今回の高騰はコロナショックからの立ち直り過程での需給逼迫なので2014年に似た地合いですが、アメリカでシェールオイル生産が本格化した結果程なくピークアウトし、2016年にはアメリカの石油輸出解禁で価格崩壊し、各国が備蓄を積み増した結果保管するタンクが満杯になってしまい、一時WTIがマイナスをつける珍事も起きました。つまり上述のようにアメリカのシェールオイルが当てにできなくなって汗っかき(消費国)と油売り(産油国)の関係が変わった訳です。これがニューノーマルという訳で、高止まりは続くと見るべきでしょう。とはいえ気になるニュースも。

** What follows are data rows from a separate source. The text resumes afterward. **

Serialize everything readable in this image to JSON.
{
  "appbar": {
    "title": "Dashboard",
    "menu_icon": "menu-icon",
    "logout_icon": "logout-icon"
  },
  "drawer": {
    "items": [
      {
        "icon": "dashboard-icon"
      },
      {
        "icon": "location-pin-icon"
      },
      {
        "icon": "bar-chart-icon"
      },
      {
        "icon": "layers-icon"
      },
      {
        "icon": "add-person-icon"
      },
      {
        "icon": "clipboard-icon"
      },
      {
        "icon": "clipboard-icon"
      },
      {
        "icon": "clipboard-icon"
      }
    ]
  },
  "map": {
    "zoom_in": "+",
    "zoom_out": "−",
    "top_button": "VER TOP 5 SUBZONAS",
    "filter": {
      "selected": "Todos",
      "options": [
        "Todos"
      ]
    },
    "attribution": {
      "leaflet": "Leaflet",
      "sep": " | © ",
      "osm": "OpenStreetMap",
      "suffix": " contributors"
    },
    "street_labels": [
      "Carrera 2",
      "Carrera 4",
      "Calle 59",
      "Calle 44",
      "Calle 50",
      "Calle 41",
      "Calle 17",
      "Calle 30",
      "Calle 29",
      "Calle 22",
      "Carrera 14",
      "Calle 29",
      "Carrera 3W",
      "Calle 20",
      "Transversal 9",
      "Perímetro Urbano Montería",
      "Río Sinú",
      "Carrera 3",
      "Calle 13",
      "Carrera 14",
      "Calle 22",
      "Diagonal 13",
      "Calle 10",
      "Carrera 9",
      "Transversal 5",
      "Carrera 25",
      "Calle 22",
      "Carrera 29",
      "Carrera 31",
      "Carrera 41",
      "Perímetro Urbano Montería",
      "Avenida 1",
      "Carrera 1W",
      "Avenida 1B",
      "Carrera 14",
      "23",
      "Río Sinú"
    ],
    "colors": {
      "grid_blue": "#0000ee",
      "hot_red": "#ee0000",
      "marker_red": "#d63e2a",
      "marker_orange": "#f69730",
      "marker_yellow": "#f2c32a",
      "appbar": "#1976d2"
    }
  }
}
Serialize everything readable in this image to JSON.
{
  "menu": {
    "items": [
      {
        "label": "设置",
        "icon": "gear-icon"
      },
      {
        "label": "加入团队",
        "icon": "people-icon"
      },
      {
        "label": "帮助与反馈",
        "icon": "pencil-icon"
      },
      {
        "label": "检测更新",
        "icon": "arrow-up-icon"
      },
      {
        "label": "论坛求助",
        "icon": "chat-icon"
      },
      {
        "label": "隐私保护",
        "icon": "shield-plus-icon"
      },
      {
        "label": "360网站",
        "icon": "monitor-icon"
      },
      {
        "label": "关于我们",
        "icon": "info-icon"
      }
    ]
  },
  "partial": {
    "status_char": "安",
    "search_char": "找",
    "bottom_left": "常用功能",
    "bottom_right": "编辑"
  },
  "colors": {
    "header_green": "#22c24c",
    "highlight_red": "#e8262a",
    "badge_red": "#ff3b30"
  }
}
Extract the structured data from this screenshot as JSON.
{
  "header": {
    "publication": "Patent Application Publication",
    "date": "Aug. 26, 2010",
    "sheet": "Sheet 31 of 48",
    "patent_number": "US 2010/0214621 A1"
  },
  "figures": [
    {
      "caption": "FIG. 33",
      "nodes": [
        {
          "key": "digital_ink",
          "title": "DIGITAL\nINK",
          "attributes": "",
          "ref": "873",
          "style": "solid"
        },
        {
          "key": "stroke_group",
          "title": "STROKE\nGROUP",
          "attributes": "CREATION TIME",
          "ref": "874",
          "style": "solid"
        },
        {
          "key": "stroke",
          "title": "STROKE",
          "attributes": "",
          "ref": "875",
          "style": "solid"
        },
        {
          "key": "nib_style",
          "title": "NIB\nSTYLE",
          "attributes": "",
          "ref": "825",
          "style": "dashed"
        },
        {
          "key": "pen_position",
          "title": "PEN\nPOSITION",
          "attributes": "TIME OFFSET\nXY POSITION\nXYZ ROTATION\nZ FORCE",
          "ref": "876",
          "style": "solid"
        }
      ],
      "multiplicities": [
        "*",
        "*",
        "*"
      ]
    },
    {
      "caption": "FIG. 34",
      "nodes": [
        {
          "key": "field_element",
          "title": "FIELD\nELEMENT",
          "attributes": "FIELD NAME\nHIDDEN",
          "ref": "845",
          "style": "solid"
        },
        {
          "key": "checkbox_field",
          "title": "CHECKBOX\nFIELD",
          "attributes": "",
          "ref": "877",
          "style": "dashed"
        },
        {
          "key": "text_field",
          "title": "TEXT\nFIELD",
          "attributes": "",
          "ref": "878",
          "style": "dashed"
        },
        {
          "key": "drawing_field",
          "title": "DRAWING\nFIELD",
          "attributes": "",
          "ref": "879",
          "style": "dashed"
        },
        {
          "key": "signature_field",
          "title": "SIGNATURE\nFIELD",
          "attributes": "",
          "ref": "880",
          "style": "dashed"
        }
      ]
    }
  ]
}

WHO、新変異型「オミクロン」と命名 警戒最大に:日本経済新聞
デルタ型と同様「懸念される変異型(VOC)」とWHOが分類し、世界に警戒を呼び掛けております。オミクロン型が現いかどうかはわかりませんが欧州や韓国で感染再拡大が起きており、北半球は冬の低温機に向かっており、またラニーニャ現象で厳冬の予想があるだけにコロナ再拡大で経済失速のシナリオもあり得ます。

カギを握るのは米中でしょう。アメリカは共和党知事州でマスクやワクチンの義務化に反対して政治対立が続いており、今後感染状況が悪化する可能性がありますし、中国はなまじハードロックダウンで封じ込めに成功したためにデルタ株を含む変異型への免疫獲得が出来ていないので、何らかのきっかけで感染爆発の可能性があります。検疫緩和は日本にも飛び火の可能性を高めます。ダイヤモンドプリンセス号以来ガバガバな日本の検疫体制では不安です。

という訳でGo To 再開とか言われてますが、危険です。JRや航空にとってはまだまだ長いトンネルが続く可能性があります。